Here, the blue dots represent the original target w.r.t input value. The orange line represents the predicted isotonic regression value. which is varying monotonically along the actual target value. while linear regression is represented by a green line, which is the best linear fit line for input data.

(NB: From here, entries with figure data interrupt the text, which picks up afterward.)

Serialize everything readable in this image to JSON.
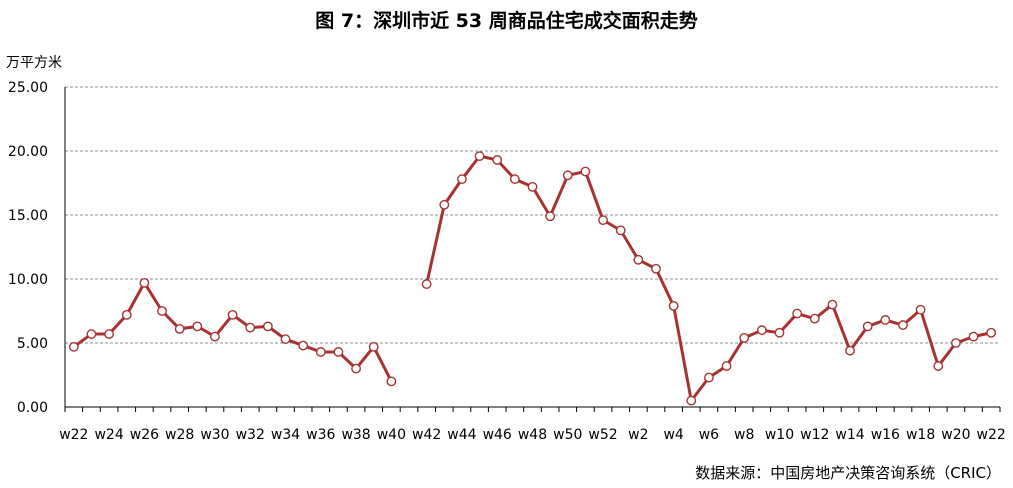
{
  "title": "图 7：深圳市近 53 周商品住宅成交面积走势",
  "unit_label": "万平方米",
  "source": "数据来源：中国房地产决策咨询系统（CRIC）",
  "colors": {
    "line": "#A83232",
    "marker_fill": "#ffffff",
    "grid": "#8c8c8c",
    "axis": "#000000"
  },
  "chart_data": {
    "type": "line",
    "title": "图 7：深圳市近 53 周商品住宅成交面积走势",
    "ylabel": "万平方米",
    "xlabel": "",
    "ylim": [
      0,
      25
    ],
    "y_ticks": [
      "0.00",
      "5.00",
      "10.00",
      "15.00",
      "20.00",
      "25.00"
    ],
    "grid": true,
    "x": [
      "w22",
      "w23",
      "w24",
      "w25",
      "w26",
      "w27",
      "w28",
      "w29",
      "w30",
      "w31",
      "w32",
      "w33",
      "w34",
      "w35",
      "w36",
      "w37",
      "w38",
      "w39",
      "w40",
      "w41",
      "w42",
      "w43",
      "w44",
      "w45",
      "w46",
      "w47",
      "w48",
      "w49",
      "w50",
      "w51",
      "w52",
      "w1",
      "w2",
      "w3",
      "w4",
      "w5",
      "w6",
      "w7",
      "w8",
      "w9",
      "w10",
      "w11",
      "w12",
      "w13",
      "w14",
      "w15",
      "w16",
      "w17",
      "w18",
      "w19",
      "w20",
      "w21",
      "w22"
    ],
    "x_tick_labels": [
      "w22",
      "w24",
      "w26",
      "w28",
      "w30",
      "w32",
      "w34",
      "w36",
      "w38",
      "w40",
      "w42",
      "w44",
      "w46",
      "w48",
      "w50",
      "w52",
      "w2",
      "w4",
      "w6",
      "w8",
      "w10",
      "w12",
      "w14",
      "w16",
      "w18",
      "w20",
      "w22"
    ],
    "series": [
      {
        "values": [
          4.7,
          5.7,
          5.7,
          7.2,
          9.7,
          7.5,
          6.1,
          6.3,
          5.5,
          7.2,
          6.2,
          6.3,
          5.3,
          4.8,
          4.3,
          4.3,
          3.0,
          4.7,
          2.0,
          null,
          9.6,
          15.8,
          17.8,
          19.6,
          19.3,
          17.8,
          17.2,
          14.9,
          18.1,
          18.4,
          14.6,
          13.8,
          11.5,
          10.8,
          7.9,
          0.5,
          2.3,
          3.2,
          5.4,
          6.0,
          5.8,
          7.3,
          6.9,
          8.0,
          4.4,
          6.3,
          6.8,
          6.4,
          7.6,
          3.2,
          5.0,
          5.5,
          5.8
        ]
      }
    ]
  }
}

Comparison with different regression algorithms:

Here is a Python code that demonstrates how isotonic regression is different from other regression techniques using a sample dataset:

Python3

from sklearn.preprocessing import PolynomialFeatures 
from sklearn.linear_model import LinearRegression 
from sklearn.isotonic import IsotonicRegression 
import numpy as np 
import matplotlib.pyplot as plt 
  
# Sample dataset 
n = 20
x = np.arange(n) 
print('Input:\n', x) 
y = np.random.randint(0, 20, size=n) + 10 * np.log1p(np.arange(n)) 
print("Target :\n", y) 
  
# Fit isotonic regression model 
# create an instance of the IsotonicRegression class 
ir = IsotonicRegression()   
  
# fit the model and transform the data 
y_ir = ir.fit_transform(x, y)   
  
# Fit linear regression model 
  
# create an instance of the LinearRegression class 
lr = LinearRegression()   
  
# fit the model to the data 
lr.fit(x.reshape(-1, 1), y)  
  
# make predictions using the fitted model 
y_lr = lr.predict(x.reshape(-1, 1))   
  
# Fit polynomial regression model 
# create an instance of the PolynomialFeatures 
# class with a degree of 2 
poly = PolynomialFeatures(degree=2) 
  
# transform the data 
x_poly = poly.fit_transform(x.reshape(-1, 1))   
  
# create an instance of the 
# LinearRegression class 
lr_poly = LinearRegression()   
  
# fit the model to the transformed data 
lr_poly.fit(x_poly, y)   
  
# make predictions using the fitted model 
y_poly = lr_poly.predict(x_poly)   
  
# Plot the results 
plt.plot(x, y, 'o', label='data')  # plot the original data 
# plot the fitted isotonic regression model 
plt.plot(x, y_ir, label='isotonic regression') 
# plot the fitted linear regression model 
plt.plot(x, y_lr, label='linear regression') 
# plot the fitted polynomial regression model 
plt.plot(x, y_poly, label='polynomial regression') 
plt.legend()  # add a legend 
  
# Add labels and title 
plt.xlabel('X')  # add x-axis label 
plt.ylabel('Y')  # add y-axis label 
plt.title('Comparison of Regression Techniques')  # add title 
  
plt.show()  # show the plot 

Output:

Comparision of different Regression Techniques -Geeksforgeeks

Comparison of different Regression Techniques

The first block imports the necessary libraries and generates a sample dataset with six data points. The second block fits an isotonic regression model to the data using the IsotonicRegression class from the sklearn library. The fit_transform method is used to fit the model and transform the data. The third block fits a linear regression model to the data using the LinearRegression class from the sklearn library. The fourth block fits a polynomial regression model to the data by first transforming the data using the PolynomialFeatures class from the sklearn library, and then fitting a linear regression model to the transformed data. The last block plots the original data, as well as the fitted models, using the matplotlib library.